By Raul de Frutos
In January, aluminum prices broke through the $1,800 per metric ton level. That was an important development signaling that bulls are taking over. Just a month ago, we pointed out that prices had upside potential.
We believe the key this year will be on the supply side and not as much on the demand side. These are some factors that could limit growth in aluminum output this year:
Pollution in China
A recent Chinese government document proposed that about a third of aluminum capacity in the provinces of Shandong, Henan, Hebei and Shanxi should be shut over the winter months. That sparked excitement among aluminum investors. These provinces account for over 20% of global aluminum output.
In addition, late last month, the country passed a law that will allow it to impose environmental protection taxes from January 2018, following an outbreak of hazardous smog in northern China, where many industrial producers are located.
The takeaway is that China is taking air pollution seriously. Given that coal burning is the biggest contributor to air pollution in China, industrial metals supply could shrink this year, particularly steel and aluminum. Environmental closures are looking increasingly likely in China this year. What's still up in the air is how much energy-efficient capacity will replace shutdowns in dirty capacity.
The fight against imports is getting more serious and this is something that could support not only aluminum prices, but also midwest premiums, which rose to $0.09/pound in January. Recently, the U.S. launched a formal complaint against the Chinese government with the World Trade Organization over subsidies it says Beijing provides to the country's vast aluminum industry.

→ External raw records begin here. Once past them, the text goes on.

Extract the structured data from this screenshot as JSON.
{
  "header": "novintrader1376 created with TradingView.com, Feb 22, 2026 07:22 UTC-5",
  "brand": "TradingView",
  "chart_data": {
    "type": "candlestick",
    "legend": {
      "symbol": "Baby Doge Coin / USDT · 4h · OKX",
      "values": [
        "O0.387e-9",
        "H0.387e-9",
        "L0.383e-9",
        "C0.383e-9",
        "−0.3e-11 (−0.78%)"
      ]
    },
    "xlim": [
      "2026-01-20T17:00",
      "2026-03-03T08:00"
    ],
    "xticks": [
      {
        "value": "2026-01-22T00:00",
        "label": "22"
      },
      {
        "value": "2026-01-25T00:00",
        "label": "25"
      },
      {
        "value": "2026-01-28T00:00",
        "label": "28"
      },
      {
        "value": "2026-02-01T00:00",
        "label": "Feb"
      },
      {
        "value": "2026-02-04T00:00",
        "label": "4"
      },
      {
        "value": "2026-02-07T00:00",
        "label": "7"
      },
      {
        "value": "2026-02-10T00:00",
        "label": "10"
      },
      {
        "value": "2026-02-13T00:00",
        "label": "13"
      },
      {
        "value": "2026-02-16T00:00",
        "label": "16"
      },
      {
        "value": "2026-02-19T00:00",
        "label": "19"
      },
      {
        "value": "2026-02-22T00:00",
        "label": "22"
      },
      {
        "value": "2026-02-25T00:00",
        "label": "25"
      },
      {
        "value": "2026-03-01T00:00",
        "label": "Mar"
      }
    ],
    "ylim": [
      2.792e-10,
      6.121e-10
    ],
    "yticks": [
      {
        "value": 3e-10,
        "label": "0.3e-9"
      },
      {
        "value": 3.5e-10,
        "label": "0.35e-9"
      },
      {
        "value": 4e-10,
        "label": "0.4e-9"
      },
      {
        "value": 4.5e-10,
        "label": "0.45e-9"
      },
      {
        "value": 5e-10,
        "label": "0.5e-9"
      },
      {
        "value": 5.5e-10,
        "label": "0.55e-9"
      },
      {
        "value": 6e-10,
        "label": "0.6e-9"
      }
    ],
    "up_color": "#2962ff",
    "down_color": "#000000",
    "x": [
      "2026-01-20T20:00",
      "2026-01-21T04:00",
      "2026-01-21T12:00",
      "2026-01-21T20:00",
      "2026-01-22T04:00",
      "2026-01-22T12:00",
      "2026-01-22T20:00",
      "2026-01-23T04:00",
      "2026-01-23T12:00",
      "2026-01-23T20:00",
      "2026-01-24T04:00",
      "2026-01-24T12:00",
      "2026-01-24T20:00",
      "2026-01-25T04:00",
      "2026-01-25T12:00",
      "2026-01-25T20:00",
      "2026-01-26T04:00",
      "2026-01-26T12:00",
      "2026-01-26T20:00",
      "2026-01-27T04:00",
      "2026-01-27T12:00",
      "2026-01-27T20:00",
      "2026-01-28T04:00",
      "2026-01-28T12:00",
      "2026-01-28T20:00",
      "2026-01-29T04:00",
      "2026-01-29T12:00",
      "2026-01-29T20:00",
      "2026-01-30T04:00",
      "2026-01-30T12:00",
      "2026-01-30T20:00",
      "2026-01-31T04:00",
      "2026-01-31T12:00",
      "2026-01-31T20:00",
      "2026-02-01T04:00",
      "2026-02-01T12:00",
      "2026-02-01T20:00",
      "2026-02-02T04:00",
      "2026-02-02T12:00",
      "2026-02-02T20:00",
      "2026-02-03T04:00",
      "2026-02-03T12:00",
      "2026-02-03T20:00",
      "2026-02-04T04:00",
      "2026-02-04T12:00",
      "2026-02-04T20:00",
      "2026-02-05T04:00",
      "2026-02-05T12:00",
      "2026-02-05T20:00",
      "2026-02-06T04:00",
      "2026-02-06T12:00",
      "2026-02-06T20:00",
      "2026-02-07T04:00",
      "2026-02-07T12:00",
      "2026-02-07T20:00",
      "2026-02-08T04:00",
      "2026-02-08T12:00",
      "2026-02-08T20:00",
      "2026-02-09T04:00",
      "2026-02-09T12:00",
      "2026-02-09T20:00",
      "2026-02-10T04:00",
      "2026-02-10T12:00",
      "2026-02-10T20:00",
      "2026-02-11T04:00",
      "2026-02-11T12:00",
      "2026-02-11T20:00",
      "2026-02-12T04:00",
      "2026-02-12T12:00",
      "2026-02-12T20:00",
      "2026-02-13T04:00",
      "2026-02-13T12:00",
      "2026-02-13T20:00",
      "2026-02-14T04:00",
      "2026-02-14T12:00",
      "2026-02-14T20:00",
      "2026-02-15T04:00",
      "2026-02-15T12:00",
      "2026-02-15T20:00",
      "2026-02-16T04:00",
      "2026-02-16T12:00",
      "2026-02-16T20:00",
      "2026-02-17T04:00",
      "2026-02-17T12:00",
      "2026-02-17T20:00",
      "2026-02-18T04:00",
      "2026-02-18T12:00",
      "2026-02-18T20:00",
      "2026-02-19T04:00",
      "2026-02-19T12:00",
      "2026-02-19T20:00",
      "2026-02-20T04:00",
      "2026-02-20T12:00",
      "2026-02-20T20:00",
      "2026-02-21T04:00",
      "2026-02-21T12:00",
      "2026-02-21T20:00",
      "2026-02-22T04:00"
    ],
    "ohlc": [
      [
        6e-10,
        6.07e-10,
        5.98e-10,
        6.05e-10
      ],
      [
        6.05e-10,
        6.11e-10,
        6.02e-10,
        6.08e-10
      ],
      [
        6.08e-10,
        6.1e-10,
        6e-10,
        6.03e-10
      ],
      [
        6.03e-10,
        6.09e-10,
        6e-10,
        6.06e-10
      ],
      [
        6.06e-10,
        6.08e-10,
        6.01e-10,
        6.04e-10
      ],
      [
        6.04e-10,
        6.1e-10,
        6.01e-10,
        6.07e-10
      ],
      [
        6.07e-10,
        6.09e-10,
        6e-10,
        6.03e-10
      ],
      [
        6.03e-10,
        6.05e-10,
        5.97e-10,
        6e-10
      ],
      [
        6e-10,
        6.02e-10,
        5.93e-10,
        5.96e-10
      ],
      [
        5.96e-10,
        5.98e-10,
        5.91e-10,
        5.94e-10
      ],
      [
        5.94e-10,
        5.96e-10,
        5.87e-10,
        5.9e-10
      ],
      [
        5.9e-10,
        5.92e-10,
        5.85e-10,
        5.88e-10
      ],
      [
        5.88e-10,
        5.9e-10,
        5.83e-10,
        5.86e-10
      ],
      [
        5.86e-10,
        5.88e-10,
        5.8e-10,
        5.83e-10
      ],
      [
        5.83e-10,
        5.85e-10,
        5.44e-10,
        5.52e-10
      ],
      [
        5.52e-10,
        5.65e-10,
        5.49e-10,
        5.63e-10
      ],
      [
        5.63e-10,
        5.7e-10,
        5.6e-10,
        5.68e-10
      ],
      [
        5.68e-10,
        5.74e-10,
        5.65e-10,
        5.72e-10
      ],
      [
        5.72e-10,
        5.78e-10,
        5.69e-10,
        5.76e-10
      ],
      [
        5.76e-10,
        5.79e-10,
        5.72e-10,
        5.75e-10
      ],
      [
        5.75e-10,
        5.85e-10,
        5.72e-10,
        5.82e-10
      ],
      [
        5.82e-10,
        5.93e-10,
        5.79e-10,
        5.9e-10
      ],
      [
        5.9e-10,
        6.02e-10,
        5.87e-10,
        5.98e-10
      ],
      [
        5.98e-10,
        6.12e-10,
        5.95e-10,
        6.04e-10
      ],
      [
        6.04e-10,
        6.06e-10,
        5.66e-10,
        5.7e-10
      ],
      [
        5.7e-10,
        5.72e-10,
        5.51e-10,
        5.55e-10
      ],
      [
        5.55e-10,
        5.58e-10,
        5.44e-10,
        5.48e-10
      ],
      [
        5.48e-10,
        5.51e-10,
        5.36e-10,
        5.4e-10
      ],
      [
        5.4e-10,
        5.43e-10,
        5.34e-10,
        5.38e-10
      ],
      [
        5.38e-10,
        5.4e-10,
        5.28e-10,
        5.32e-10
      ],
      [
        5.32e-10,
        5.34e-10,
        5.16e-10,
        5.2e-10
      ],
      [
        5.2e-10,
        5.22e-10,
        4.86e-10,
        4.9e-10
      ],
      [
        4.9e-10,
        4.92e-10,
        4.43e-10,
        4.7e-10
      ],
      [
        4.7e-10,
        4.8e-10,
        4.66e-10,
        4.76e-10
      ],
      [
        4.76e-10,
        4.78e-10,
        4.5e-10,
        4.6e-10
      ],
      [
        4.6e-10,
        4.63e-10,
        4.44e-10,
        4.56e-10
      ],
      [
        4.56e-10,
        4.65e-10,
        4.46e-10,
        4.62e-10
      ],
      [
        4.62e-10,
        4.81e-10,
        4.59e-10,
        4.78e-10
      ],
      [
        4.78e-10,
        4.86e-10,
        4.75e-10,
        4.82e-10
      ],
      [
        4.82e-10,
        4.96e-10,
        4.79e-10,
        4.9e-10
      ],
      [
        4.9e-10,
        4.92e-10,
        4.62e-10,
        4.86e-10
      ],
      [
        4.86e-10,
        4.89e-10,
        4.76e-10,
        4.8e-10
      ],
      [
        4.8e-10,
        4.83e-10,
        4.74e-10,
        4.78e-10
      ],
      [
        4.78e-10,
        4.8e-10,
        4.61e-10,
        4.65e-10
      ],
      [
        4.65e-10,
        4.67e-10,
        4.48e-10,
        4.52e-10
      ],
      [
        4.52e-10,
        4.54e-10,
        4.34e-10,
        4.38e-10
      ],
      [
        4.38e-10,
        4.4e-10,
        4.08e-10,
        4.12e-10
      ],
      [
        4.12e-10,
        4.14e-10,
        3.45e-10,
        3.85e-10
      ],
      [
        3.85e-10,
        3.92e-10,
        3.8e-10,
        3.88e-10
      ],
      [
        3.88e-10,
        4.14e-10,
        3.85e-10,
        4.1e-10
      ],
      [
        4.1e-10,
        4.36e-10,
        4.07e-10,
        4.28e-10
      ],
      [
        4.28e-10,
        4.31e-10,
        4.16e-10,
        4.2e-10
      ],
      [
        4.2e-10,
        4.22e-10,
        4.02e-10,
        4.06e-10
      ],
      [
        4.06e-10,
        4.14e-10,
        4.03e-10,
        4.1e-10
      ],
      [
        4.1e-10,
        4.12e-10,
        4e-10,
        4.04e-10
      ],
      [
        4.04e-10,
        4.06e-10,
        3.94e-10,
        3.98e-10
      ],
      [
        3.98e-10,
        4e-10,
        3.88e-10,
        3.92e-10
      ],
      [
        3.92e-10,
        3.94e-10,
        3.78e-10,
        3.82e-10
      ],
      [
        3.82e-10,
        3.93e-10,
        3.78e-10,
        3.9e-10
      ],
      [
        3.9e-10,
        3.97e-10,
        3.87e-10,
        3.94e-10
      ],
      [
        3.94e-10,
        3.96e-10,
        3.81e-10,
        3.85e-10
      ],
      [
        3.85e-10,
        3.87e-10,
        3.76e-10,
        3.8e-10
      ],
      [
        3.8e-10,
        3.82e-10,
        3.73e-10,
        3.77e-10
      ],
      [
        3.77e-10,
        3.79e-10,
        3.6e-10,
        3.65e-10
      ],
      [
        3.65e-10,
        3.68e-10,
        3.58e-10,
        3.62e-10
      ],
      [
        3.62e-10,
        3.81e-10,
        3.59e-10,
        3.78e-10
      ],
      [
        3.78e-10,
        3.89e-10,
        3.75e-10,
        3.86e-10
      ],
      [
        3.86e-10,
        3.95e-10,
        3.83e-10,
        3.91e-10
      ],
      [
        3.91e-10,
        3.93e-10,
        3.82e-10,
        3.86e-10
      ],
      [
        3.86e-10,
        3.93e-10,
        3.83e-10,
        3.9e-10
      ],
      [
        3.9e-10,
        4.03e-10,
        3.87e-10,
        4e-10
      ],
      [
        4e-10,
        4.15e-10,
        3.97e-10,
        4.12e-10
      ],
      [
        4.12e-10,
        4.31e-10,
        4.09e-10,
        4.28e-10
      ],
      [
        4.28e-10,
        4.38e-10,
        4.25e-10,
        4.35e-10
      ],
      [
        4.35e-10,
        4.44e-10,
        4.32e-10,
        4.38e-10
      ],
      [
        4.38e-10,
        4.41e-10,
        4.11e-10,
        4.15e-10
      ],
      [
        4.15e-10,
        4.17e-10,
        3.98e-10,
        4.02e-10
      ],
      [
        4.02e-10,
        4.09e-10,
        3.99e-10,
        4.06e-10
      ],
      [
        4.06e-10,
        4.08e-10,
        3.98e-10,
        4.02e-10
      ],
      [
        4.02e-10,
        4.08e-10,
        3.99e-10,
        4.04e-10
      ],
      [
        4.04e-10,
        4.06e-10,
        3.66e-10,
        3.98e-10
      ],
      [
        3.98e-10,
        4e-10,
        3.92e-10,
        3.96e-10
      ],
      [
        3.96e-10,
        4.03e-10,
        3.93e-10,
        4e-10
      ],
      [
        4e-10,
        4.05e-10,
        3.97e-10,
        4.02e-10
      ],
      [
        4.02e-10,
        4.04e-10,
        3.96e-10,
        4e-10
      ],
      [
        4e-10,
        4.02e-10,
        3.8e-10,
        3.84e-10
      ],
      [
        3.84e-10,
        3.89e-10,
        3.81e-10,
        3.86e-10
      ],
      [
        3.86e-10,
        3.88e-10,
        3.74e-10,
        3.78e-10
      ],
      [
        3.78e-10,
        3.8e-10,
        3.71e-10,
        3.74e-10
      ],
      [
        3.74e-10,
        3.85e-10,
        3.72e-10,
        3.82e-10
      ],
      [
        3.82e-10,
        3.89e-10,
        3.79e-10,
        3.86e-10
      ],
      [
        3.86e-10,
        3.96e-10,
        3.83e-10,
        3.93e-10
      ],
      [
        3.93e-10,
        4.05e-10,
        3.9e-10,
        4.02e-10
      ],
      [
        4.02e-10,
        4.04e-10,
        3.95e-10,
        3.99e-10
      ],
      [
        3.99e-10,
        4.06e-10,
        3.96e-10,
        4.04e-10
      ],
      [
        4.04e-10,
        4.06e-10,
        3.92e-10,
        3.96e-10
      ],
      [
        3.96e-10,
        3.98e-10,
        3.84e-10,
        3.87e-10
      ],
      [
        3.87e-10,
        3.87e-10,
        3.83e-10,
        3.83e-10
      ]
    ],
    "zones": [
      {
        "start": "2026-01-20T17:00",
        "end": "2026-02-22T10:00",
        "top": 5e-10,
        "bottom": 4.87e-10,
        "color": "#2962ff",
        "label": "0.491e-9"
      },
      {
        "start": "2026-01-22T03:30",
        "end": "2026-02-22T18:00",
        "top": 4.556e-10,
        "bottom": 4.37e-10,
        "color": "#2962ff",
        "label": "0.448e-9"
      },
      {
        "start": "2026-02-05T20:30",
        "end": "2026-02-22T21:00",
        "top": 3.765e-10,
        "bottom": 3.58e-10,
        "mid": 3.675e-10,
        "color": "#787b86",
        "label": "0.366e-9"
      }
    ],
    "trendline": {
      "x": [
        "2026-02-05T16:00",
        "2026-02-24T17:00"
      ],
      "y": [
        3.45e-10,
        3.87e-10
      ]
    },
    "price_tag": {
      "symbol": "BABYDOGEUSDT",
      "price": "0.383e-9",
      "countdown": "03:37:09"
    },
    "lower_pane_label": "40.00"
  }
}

In addition, U.S. customs officials seized $25 million worth of aluminum linked to a Chinese billionaire accused of stockpiling the metal across the world. The move is the most potent action yet by federal authorities probing whether U.S. companies connected to Chinese magnate Liu Zhongtian illegally avoided nearly 400% tariffs by routing the metal through other countries.
The same combination of domestic environmental and foreign trade imperatives already forced China to get serious about steel capacity closures. Is it possible that we see a similar outcome in aluminum? Quite likely.
Rising Raw Material Costs
Many analysts argue that cutbacks in China won't happen because aluminum prices are well above last year's levels, when prices were trading at $1,450/mt. However, it's important to note that production costs are well above last year's levels, too. The increase in production costs will limit additional restarts this year.
Chinese coal production dropped 10% last year. Thermal coal prices doubled and hard coking coal prices quadrupled. China also proposed to close 50% of alumina refining capacity in Shandong, Shanxi, Hebei and Henan from November to March. Alumina prices already rose by more than 50% in 2016. Further shutdowns are likely to support prices of the raw material this year.